Trinidad's Jack Warner resigns amid fraud inquiry
A former top figure in international football, Jack Warner, has resigned as Trinidad and Tobago's minister of security amid an inquiry into fraud.
Investigators at the Caribbean, North and Central American international football body, Concacaf, accuse Mr Warner of embezzlement.
He stepped down as Concacaf's president in 2011.
Mr Warner, a former vice-president of the international football federation Fifa, denies any wrongdoing.
But he has been under pressure at home since the investigation's findings were revealed on Friday.
Prime Minister Kamla Persad-Bissessar said in a short statement on Sunday that Mr Warner had offered to resign from her cabinet and she had accepted his decision.

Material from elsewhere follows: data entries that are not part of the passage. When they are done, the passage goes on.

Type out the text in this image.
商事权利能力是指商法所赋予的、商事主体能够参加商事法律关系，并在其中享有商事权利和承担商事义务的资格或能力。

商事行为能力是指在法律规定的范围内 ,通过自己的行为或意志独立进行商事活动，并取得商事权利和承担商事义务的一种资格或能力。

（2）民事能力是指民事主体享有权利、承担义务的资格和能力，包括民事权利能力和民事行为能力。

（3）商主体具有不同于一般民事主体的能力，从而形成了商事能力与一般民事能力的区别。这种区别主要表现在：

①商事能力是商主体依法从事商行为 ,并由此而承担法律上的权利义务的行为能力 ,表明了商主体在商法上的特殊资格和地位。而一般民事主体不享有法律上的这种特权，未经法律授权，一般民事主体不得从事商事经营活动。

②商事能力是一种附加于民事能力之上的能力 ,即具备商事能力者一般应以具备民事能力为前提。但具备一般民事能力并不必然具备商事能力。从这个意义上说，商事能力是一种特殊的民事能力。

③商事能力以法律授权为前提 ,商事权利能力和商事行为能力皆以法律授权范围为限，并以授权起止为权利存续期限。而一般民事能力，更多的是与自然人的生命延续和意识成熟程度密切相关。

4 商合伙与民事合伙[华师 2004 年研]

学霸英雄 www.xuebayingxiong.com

"I wish to thank Mr Warner for his service to the government and people of Trinidad and Tobago,'' she said.
A Concacaf ethics panel accused Mr Warner and former secretary general Chuck Blazer of enriching themselves through fraud during their time with the football body.
They are accused of failing to disclose that a $25.9m (£17m) centre of excellence was built on Mr Warner's land and that Mr Blazer received $20m from Concacaf.

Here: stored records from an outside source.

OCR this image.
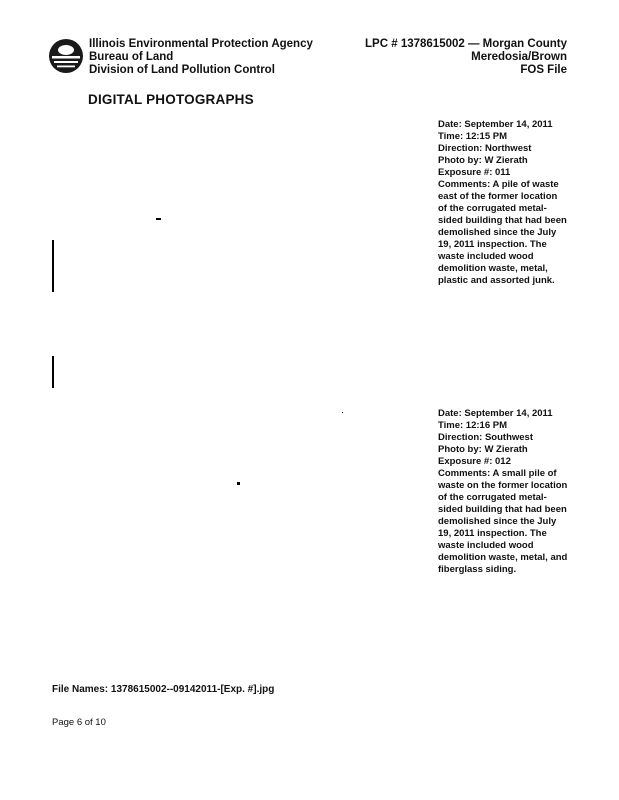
Illinois Environmental Protection Agency
Bureau of Land
Division of Land Pollution Control
LPC # 1378615002 — Morgan County
Meredosia/Brown
FOS File
DIGITAL PHOTOGRAPHS
Date: September 14, 2011
Time: 12:15 PM
Direction: Northwest
Photo by: W Zierath
Exposure #: 011
Comments: A pile of waste east of the former location of the corrugated metal-sided building that had been demolished since the July 19, 2011 inspection. The waste included wood demolition waste, metal, plastic and assorted junk.
Date: September 14, 2011
Time: 12:16 PM
Direction: Southwest
Photo by: W Zierath
Exposure #: 012
Comments: A small pile of waste on the former location of the corrugated metal-sided building that had been demolished since the July 19, 2011 inspection. The waste included wood demolition waste, metal, and fiberglass siding.
File Names: 1378615002--09142011-[Exp. #].jpg
Page 6 of 10
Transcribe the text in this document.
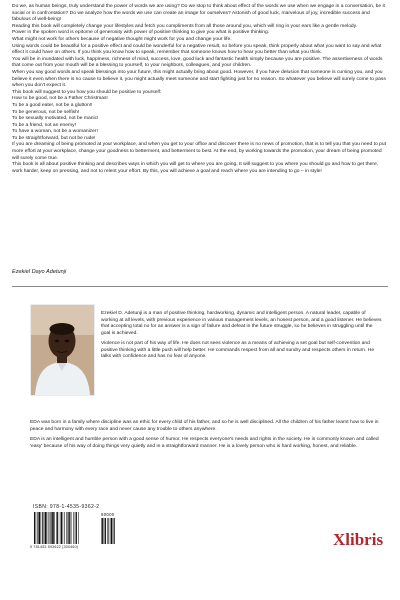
Do we, as human beings, truly understand the power of words we are using? Do we stop to think about effect of the words we use when we engage in a conversation, be it social or in confrontation? Do we analyze how the words we use can create an image for ourselves? Astonish of good luck, marvelous of joy, incredible success and fabulous of well-being!

Reading this book will completely change your lifestyles and fetch you compliments from all those around you, which will ring in your ears like a gentle melody.

Power in the spoken word is epitome of generosity with power of positive thinking to give you what is positive thinking.

What might not work for others because of negative thought might work for you and change your life.

Using words could be beautiful for a positive effect and could be wonderful for a negative result, so before you speak, think properly about what you want to say and what effect it could have on others. If you think you know how to speak, remember that someone knows how to hear you better than what you think.

You will be in inundated with luck, happiness, richness of mind, success, love, good luck and fantastic health simply because you are positive. The assertiveness of words that come out from your mouth will be a blessing to yourself, to your neighbors, colleagues, and your children.

When you say good words and speak blessings into your future, this might actually bring about good. However, if you have delusion that someone is cursing you, and you believe it even when there is no cause to believe it, you might actually meet someone and start fighting just for no reason. So whatever you believe will surely come to pass when you don't expect it.

This book will suggest to you how you should be positive to yourself:

How to be good, not be a Father Christmas!

To be a good eater, not be a glutton!!

To be generous, not be selfish!

To be sexually motivated, not be manic!

To be a friend, not an enemy!

To have a woman, not be a womanizer!

To be straightforward, but not be rude!

If you are dreaming of being promoted at your workplace, and when you get to your office and discover there is no news of promotion, that is to tell you that you need to put more effort at your workplace, change your goodness to betterment, and betterment to best. At the end, by working towards the promotion, your dream of being promoted will surely come true.

This book is all about positive thinking and describes ways in which you will get to where you are going. It will suggest to you where you should go and how to get there, work harder, keep on pressing, and not to relent your effort. By this, you will achieve a goal and reach where you are intending to go – in style!

Ezekiel Dayo Adetunji

Ezekiel D. Adetunji is a man of positive thinking, hardworking, dynamic and intelligent person. A natural leader, capable of working at all levels, with previous experience in various management levels, an honest person, and a good listener. He believes that accepting total no for an answer is a sign of failure and defeat in the future struggle, so he believes in struggling until the goal is achieved.

Violence is not part of his way of life. He does not sees violence as a means of achieving a set goal but self-convention and positive thinking with a little push will help better. He commands respect from all and sundry and respects others in return. He talks with confidence and has no fear of anyone.

EDA was born in a family where discipline was an ethic for every child of his father, and so he is well disciplined. All the children of his father learnt how to live in peace and harmony with every race and never cause any trouble to others anywhere.

EDA is an intelligent and humble person with a good sense of humor. He respects everyone's needs and rights in the society. He is commonly known and called 'easy' because of his way of doing things very quietly and in a straightforward manner. He is a lovely person who is hard working, honest, and reliable.

ISBN: 978-1-4535-9362-2
90000
9 781453 593622 (300460)	Xlibris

Neither Mr Warner nor Mr Blazer co-operated with the investigation, which was based on documents and 38 interviews, and Mr Blazer has also denied any wrongdoing.
Mr Warner stood down from his role with Fifa in 2011 after being accused of paying bribes to Caribbean associations.
He had already been suspended by Fifa but his decision to resign meant that all investigations into him were closed.